This week at The Games Institute we are highlighting the work of PhD candidate Steve Wilcox. From the English Language and Literature department at the University of Waterloo, his research examines various forms of art such as literature, comics, and videogames and their capacity to expand the number and range of experiences humans undergo. Steve’s research at The Games Institute revolves around the idea that games excel at teaching players how to situate knowledge.
Steve has begun preliminary research at The Games Institute on treating games themselves as heuristics for knowledge translations. Games afford players a degree of agency that enhances their capacity to represent experiences in a persuasive, personal, and practical manner, which fosters the retention and deployment of those experiences in everyday interactions. He explores this notion not only in terms of its artistic implications, but in its potential application to scholarly publishing, or what can be referred to as playable publishing. This concept represents a kind of interactive form of conveying scholarship that enhances the reader/player’s understanding of the material by affording a degree of play into the process. Allergies & Allegories, a web-based game of Steve’s design, is an example of transforming the insights of an academic paper to the need for increased awareness of food allergies into a game that attempts to realize that increased awareness. This has the potential of making scholarship accessible to wider audiences, while also making the material more persuasive and meaningful.
Allergies & Allegories, which follows from his collaboration with GET-FACTS (Genetics, Environment and Therapies: Food Allergy Clinical Tolerance Studies) is a portion of Steve’s dissertation.
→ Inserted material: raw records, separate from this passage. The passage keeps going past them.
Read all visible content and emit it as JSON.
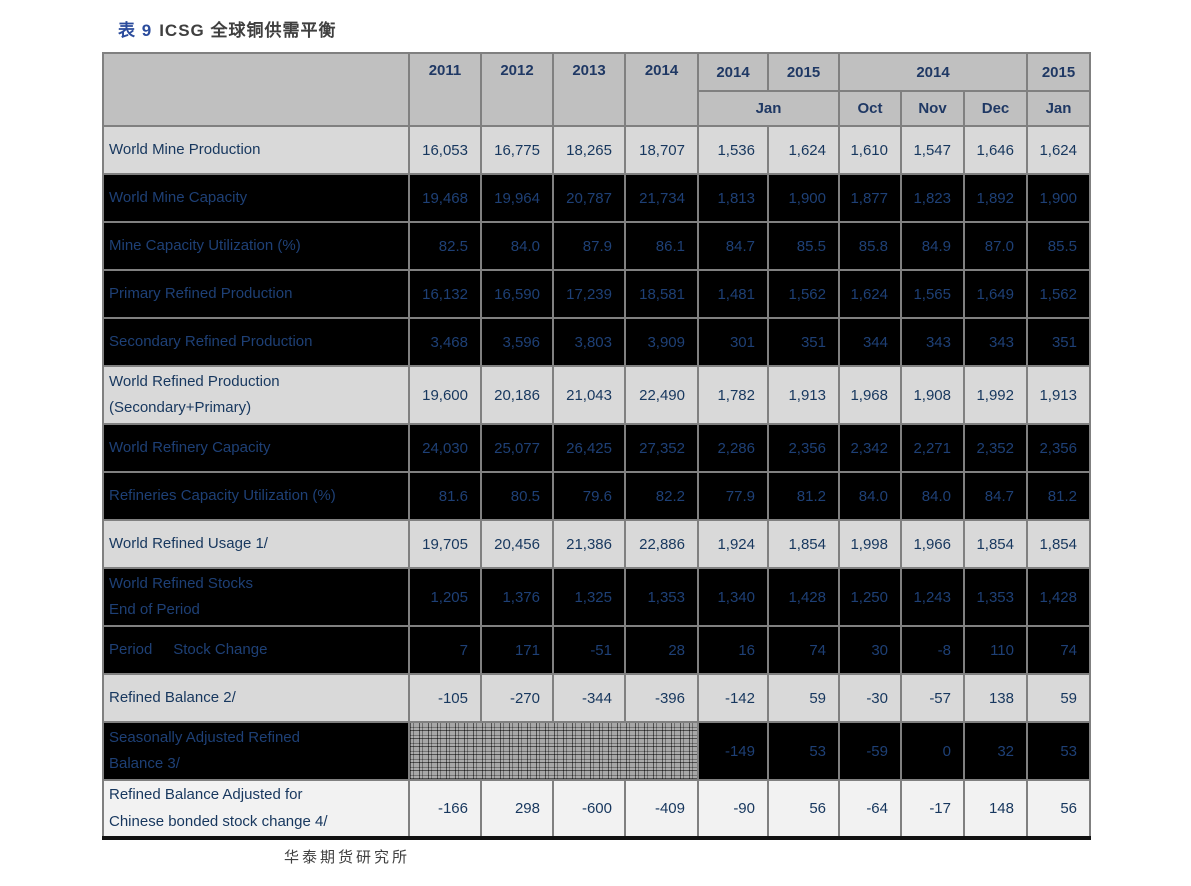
{
  "page": {
    "title_prefix": "表 9",
    "title_rest": "ICSG 全球铜供需平衡",
    "footer": "华泰期货研究所",
    "colors": {
      "title_blue": "#2b4c9c",
      "navy": "#17375E",
      "navy_on_dark": "#1e4076",
      "header_bg": "#c0c0c0",
      "header_text": "#1F3864",
      "row_light": "#d9d9d9",
      "row_white": "#f2f2f2",
      "row_dark": "#000000",
      "border": "#808080"
    }
  },
  "table": {
    "header": {
      "years": [
        "2011",
        "2012",
        "2013",
        "2014"
      ],
      "jan_group": {
        "left_year": "2014",
        "right_year": "2015",
        "sub": "Jan"
      },
      "monthly_2014": {
        "year": "2014",
        "months": [
          "Oct",
          "Nov",
          "Dec"
        ]
      },
      "monthly_2015": {
        "year": "2015",
        "month": "Jan"
      }
    },
    "rows": [
      {
        "label": "World Mine Production",
        "style": "light",
        "values": [
          "16,053",
          "16,775",
          "18,265",
          "18,707",
          "1,536",
          "1,624",
          "1,610",
          "1,547",
          "1,646",
          "1,624"
        ]
      },
      {
        "label": "World Mine Capacity",
        "style": "dark",
        "values": [
          "19,468",
          "19,964",
          "20,787",
          "21,734",
          "1,813",
          "1,900",
          "1,877",
          "1,823",
          "1,892",
          "1,900"
        ]
      },
      {
        "label": "Mine Capacity Utilization (%)",
        "style": "dark",
        "values": [
          "82.5",
          "84.0",
          "87.9",
          "86.1",
          "84.7",
          "85.5",
          "85.8",
          "84.9",
          "87.0",
          "85.5"
        ]
      },
      {
        "label": "Primary Refined Production",
        "style": "dark",
        "values": [
          "16,132",
          "16,590",
          "17,239",
          "18,581",
          "1,481",
          "1,562",
          "1,624",
          "1,565",
          "1,649",
          "1,562"
        ]
      },
      {
        "label": "Secondary Refined Production",
        "style": "dark",
        "values": [
          "3,468",
          "3,596",
          "3,803",
          "3,909",
          "301",
          "351",
          "344",
          "343",
          "343",
          "351"
        ]
      },
      {
        "label": "World Refined Production\n(Secondary+Primary)",
        "style": "light",
        "two_line": true,
        "values": [
          "19,600",
          "20,186",
          "21,043",
          "22,490",
          "1,782",
          "1,913",
          "1,968",
          "1,908",
          "1,992",
          "1,913"
        ]
      },
      {
        "label": "World Refinery Capacity",
        "style": "dark",
        "values": [
          "24,030",
          "25,077",
          "26,425",
          "27,352",
          "2,286",
          "2,356",
          "2,342",
          "2,271",
          "2,352",
          "2,356"
        ]
      },
      {
        "label": "Refineries Capacity Utilization (%)",
        "style": "dark",
        "values": [
          "81.6",
          "80.5",
          "79.6",
          "82.2",
          "77.9",
          "81.2",
          "84.0",
          "84.0",
          "84.7",
          "81.2"
        ]
      },
      {
        "label": "World Refined Usage 1/",
        "style": "light",
        "values": [
          "19,705",
          "20,456",
          "21,386",
          "22,886",
          "1,924",
          "1,854",
          "1,998",
          "1,966",
          "1,854",
          "1,854"
        ]
      },
      {
        "label": "World Refined Stocks\nEnd of Period",
        "style": "dark",
        "two_line": true,
        "values": [
          "1,205",
          "1,376",
          "1,325",
          "1,353",
          "1,340",
          "1,428",
          "1,250",
          "1,243",
          "1,353",
          "1,428"
        ]
      },
      {
        "label": "Period     Stock Change",
        "style": "dark",
        "values": [
          "7",
          "171",
          "-51",
          "28",
          "16",
          "74",
          "30",
          "-8",
          "110",
          "74"
        ]
      },
      {
        "label": "Refined Balance 2/",
        "style": "light",
        "values": [
          "-105",
          "-270",
          "-344",
          "-396",
          "-142",
          "59",
          "-30",
          "-57",
          "138",
          "59"
        ]
      },
      {
        "label": "Seasonally Adjusted Refined\nBalance 3/",
        "style": "dark",
        "two_line": true,
        "hatch_first": 4,
        "values": [
          "-149",
          "53",
          "-59",
          "0",
          "32",
          "53"
        ]
      },
      {
        "label": "Refined Balance Adjusted for\nChinese bonded stock change 4/",
        "style": "white",
        "two_line": true,
        "values": [
          "-166",
          "298",
          "-600",
          "-409",
          "-90",
          "56",
          "-64",
          "-17",
          "148",
          "56"
        ]
      }
    ]
  }
}
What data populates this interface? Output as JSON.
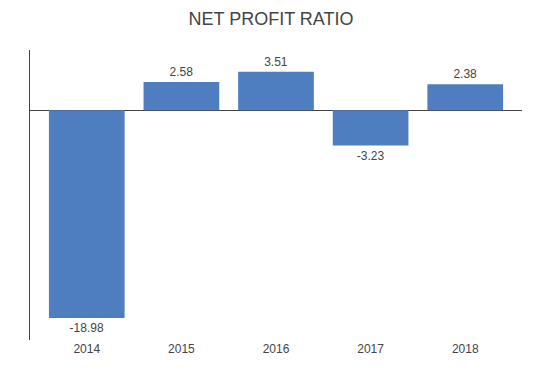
{
  "chart_data": {
    "type": "bar",
    "title": "NET PROFIT RATIO",
    "categories": [
      "2014",
      "2015",
      "2016",
      "2017",
      "2018"
    ],
    "values": [
      -18.98,
      2.58,
      3.51,
      -3.23,
      2.38
    ],
    "color": "#4F7EC0",
    "ylim": [
      -21,
      5.5
    ],
    "grid": false,
    "data_labels": true,
    "tick_labels": "x"
  }
}
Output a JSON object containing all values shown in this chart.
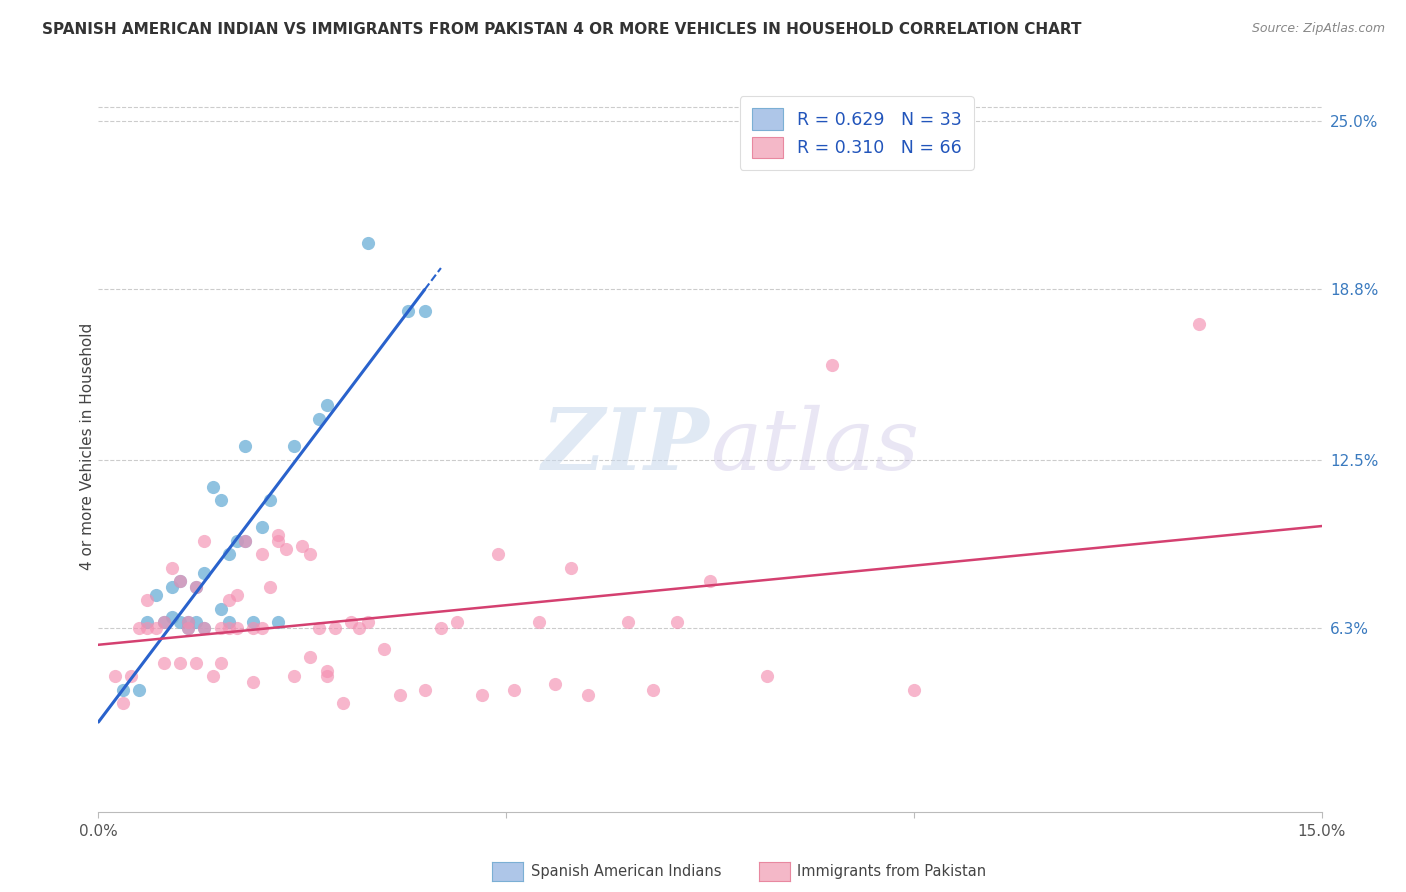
{
  "title": "SPANISH AMERICAN INDIAN VS IMMIGRANTS FROM PAKISTAN 4 OR MORE VEHICLES IN HOUSEHOLD CORRELATION CHART",
  "source": "Source: ZipAtlas.com",
  "ylabel": "4 or more Vehicles in Household",
  "x_min": 0.0,
  "x_max": 0.15,
  "y_min": -0.005,
  "y_max": 0.265,
  "x_ticks": [
    0.0,
    0.05,
    0.1,
    0.15
  ],
  "x_tick_labels": [
    "0.0%",
    "",
    "",
    "15.0%"
  ],
  "y_ticks_right": [
    0.063,
    0.125,
    0.188,
    0.25
  ],
  "y_tick_labels_right": [
    "6.3%",
    "12.5%",
    "18.8%",
    "25.0%"
  ],
  "legend_entries": [
    {
      "label": "R = 0.629   N = 33",
      "facecolor": "#aec6e8",
      "edgecolor": "#7bafd4"
    },
    {
      "label": "R = 0.310   N = 66",
      "facecolor": "#f4b8c8",
      "edgecolor": "#e888a0"
    }
  ],
  "blue_color": "#6aaed6",
  "pink_color": "#f48fb1",
  "blue_line_color": "#2962cc",
  "pink_line_color": "#d44070",
  "watermark_zip": "ZIP",
  "watermark_atlas": "atlas",
  "blue_scatter_x": [
    0.003,
    0.005,
    0.006,
    0.007,
    0.008,
    0.009,
    0.009,
    0.01,
    0.01,
    0.011,
    0.011,
    0.012,
    0.012,
    0.013,
    0.013,
    0.014,
    0.015,
    0.015,
    0.016,
    0.016,
    0.017,
    0.018,
    0.018,
    0.019,
    0.02,
    0.021,
    0.022,
    0.024,
    0.027,
    0.028,
    0.033,
    0.038,
    0.04
  ],
  "blue_scatter_y": [
    0.04,
    0.04,
    0.065,
    0.075,
    0.065,
    0.067,
    0.078,
    0.065,
    0.08,
    0.063,
    0.065,
    0.065,
    0.078,
    0.063,
    0.083,
    0.115,
    0.07,
    0.11,
    0.065,
    0.09,
    0.095,
    0.095,
    0.13,
    0.065,
    0.1,
    0.11,
    0.065,
    0.13,
    0.14,
    0.145,
    0.205,
    0.18,
    0.18
  ],
  "pink_scatter_x": [
    0.002,
    0.003,
    0.004,
    0.005,
    0.006,
    0.006,
    0.007,
    0.008,
    0.008,
    0.009,
    0.01,
    0.01,
    0.011,
    0.011,
    0.012,
    0.012,
    0.013,
    0.013,
    0.014,
    0.015,
    0.015,
    0.016,
    0.016,
    0.017,
    0.017,
    0.018,
    0.019,
    0.019,
    0.02,
    0.02,
    0.021,
    0.022,
    0.022,
    0.023,
    0.024,
    0.025,
    0.026,
    0.026,
    0.027,
    0.028,
    0.028,
    0.029,
    0.03,
    0.031,
    0.032,
    0.033,
    0.035,
    0.037,
    0.04,
    0.042,
    0.044,
    0.047,
    0.049,
    0.051,
    0.054,
    0.056,
    0.058,
    0.06,
    0.065,
    0.068,
    0.071,
    0.075,
    0.082,
    0.09,
    0.1,
    0.135
  ],
  "pink_scatter_y": [
    0.045,
    0.035,
    0.045,
    0.063,
    0.063,
    0.073,
    0.063,
    0.05,
    0.065,
    0.085,
    0.05,
    0.08,
    0.063,
    0.065,
    0.05,
    0.078,
    0.063,
    0.095,
    0.045,
    0.05,
    0.063,
    0.063,
    0.073,
    0.063,
    0.075,
    0.095,
    0.043,
    0.063,
    0.063,
    0.09,
    0.078,
    0.095,
    0.097,
    0.092,
    0.045,
    0.093,
    0.09,
    0.052,
    0.063,
    0.045,
    0.047,
    0.063,
    0.035,
    0.065,
    0.063,
    0.065,
    0.055,
    0.038,
    0.04,
    0.063,
    0.065,
    0.038,
    0.09,
    0.04,
    0.065,
    0.042,
    0.085,
    0.038,
    0.065,
    0.04,
    0.065,
    0.08,
    0.045,
    0.16,
    0.04,
    0.175
  ]
}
This game has players working with Mia, a child who has a peanut allergy and has recently moved to a new school. The objective of the game is to improve the Mia’s well-being, which is a composite of various factors identified in the research conducted by GET-FACTS on children with food allergies in Ontario schools. The objective in creating the game is to work towards lowering the social and cultural difficulty these individuals face by engaging children, adults, students, and teachers with various representations of day-to-day life with food allergies.
Steve will be presenting this idea at the upcoming Sustaining Partnership in Scholarly Publishing conference. He will also be presenting on First Person Scholar, an online periodical that publishes accessible scholarship on games and culture, for which he is co-founder and editor-in-chief.